I lived in Darwin in the Northern Territory, Australia for seven years prior to moving to Canada.
When I first moved to Darwin I lived in an old fibro cement one bedroom shack next to my brothers workshop on Harvey Street.
This was a semi industrial park that was off the beaten track adjacent to the city, but not in the nice part of town if you know what I mean…
I lived across the road from the large oil tanks that supplied the harbour and its shipping needs. Darwin is Australia’s northern most port and the closest port to Asia.
During WWII, Darwin was on Australia’s front line and on February 19th, 1942 Darwin was bombed for the first time.
In the initial raids 242 planes flew from the same aircraft carriers that had attacked Pearl Harbour in December 1941 to bomb the town and harbour.
The Japanese had recently attacked and conquered the Dutch East Indies.
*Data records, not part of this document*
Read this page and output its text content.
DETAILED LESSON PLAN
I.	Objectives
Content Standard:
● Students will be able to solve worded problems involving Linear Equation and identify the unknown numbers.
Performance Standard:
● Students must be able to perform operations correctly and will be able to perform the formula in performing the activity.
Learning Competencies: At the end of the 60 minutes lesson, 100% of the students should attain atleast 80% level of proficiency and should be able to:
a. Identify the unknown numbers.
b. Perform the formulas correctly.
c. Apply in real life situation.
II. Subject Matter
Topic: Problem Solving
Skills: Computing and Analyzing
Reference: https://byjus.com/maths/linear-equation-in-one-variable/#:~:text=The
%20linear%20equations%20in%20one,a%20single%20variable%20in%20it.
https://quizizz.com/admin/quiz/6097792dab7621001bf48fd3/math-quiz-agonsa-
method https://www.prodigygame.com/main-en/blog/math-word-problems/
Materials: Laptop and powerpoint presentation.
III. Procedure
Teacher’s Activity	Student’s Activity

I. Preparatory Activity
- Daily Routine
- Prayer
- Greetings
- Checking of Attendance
From here they established airbases from which to attack Australia on a regular basis.
The closest airbases were now a mere 829 kms north of Darwin…and easy flying distance, especially since Australia has virtually no air force to speak of in the region.
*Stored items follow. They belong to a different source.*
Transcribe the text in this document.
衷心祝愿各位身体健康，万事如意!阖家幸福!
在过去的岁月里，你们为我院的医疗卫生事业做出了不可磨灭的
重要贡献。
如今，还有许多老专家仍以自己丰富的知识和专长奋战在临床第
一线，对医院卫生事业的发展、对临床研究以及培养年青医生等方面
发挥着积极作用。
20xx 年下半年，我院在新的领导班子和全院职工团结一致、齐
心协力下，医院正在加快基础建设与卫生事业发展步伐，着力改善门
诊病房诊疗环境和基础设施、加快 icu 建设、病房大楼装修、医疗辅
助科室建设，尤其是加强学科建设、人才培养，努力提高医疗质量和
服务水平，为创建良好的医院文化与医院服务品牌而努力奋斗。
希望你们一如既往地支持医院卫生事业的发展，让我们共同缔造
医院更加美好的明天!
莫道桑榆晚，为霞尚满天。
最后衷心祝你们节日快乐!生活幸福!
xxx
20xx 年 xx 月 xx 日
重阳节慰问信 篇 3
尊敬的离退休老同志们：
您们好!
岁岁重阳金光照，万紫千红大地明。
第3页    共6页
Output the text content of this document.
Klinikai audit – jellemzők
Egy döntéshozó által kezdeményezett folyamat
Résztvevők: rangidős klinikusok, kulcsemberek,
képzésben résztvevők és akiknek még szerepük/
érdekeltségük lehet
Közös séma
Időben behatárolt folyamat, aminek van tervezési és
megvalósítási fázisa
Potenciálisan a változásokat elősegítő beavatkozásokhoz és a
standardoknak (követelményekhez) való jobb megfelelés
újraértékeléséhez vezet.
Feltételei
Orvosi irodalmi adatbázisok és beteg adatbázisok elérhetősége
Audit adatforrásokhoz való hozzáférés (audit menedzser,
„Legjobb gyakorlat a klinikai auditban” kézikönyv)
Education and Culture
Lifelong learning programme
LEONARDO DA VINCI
Now I’m sure that you’re enjoying the history lesson, but so what you ask?
Shortly after moving into my residence on Harvey Street it was clear that it required a considerable clean up both inside and outside.
The house and yard had been neglected for many years and therefore rather primitive to say the least.
Out back was a huge banyan tree that must have been at least 100 years old with roots and vines dangling from it’s massive branches all the way to the ground.
The back yard were completely covered in jungle vines and vegetation from years of total neglect. The detritus from the trees and the adjacent old workshops was something to behold…
Working in a pair of shorts, boots and hat I used a machete to begin clearing the yard of scrub.
Fortunately I was under the shade of the banyan tree but it was incredibly hot with the sweat running off me in rivulets from every pore of my body.
Your brain felt like it was boiling in my skull it was so hot!
My work was slow progress, all the while keeping a sharp eye out for rats, and snakes and other creepy crawlies as you must in this part of the world! 🙂
As I neared the base of the tree I was hacking close to ground level with my machete when something caught my eye…
After clearing everything away I reached down and uncovered a partly submerged piece of metal from the damp ground. Not unusual you’d think until I wiped it off and discovered that it was a spent bullet.
This got me curious! 🙂
After a little research I confirmed that the bullet was in fact of the same caliber (7.7 mm) projectile which was the used by the Japanese zero fighter.
Given the proximity to the oil tanks and harbour for which my part of town had been a serious targeted during the 64 air raids carried out during WWII.
In fact, based on my research I’m able to narrow it down to one of two raids on Darwin during the war where this part of town was the important target.
The first raid occurred on February 19, 1942 when the harbour was first bombed. Although the primary target were the ships in the harbour two hundred and forty people were also killed in and around the town and aerodrome.
They were also successful in sinking six ships including the USS Peary and a further seven badly damaged.
However, the most likely raid in which the bullet may have been fired was during the 11th raid that occurred on April 2nd. This raid specifically targeted the oil tanks and depot in Frogs Hollow and tried to put them out of action.
Yep…literally across the road from my place 🙂
Coincidence…I think not!
I must admit for a history buff to find a little piece of it in my back yard was pretty amazing.
The one final thing that occurred prior to finishing clearing the bush was that the following week as I neared the completion of my task I had a rather nasty accident.
As I pulled on a large vine I swung the machete but instead of cleaving the vine, it ran down the hardened vine and sliced into my left middle knuckle all the way to the bone.
Painful is not the word I would have used to describe the pain…
Blood began pouring from the gaping wound with the bone visible, dropping the machete I ran up the back stairs to grab a towel. I ran the wound under water but it was too deep to stem the flow of blood.
My brother Laurie, who was working at the workshop next door took me to the hospital where I required five stitches to close the deep cut…along with another tetanus shot. 🙂
You can’t even imagine how many tetanus shots I’ve had over the years as I’ve seemed to have more than my fair share of nasty cuts and wounds. 🙂
Still, the best part of the story, other than my significant scare is the bullet which I still have with me to this day.
It’s a pretty cool reminder of my time in Darwin and the history that goes with it.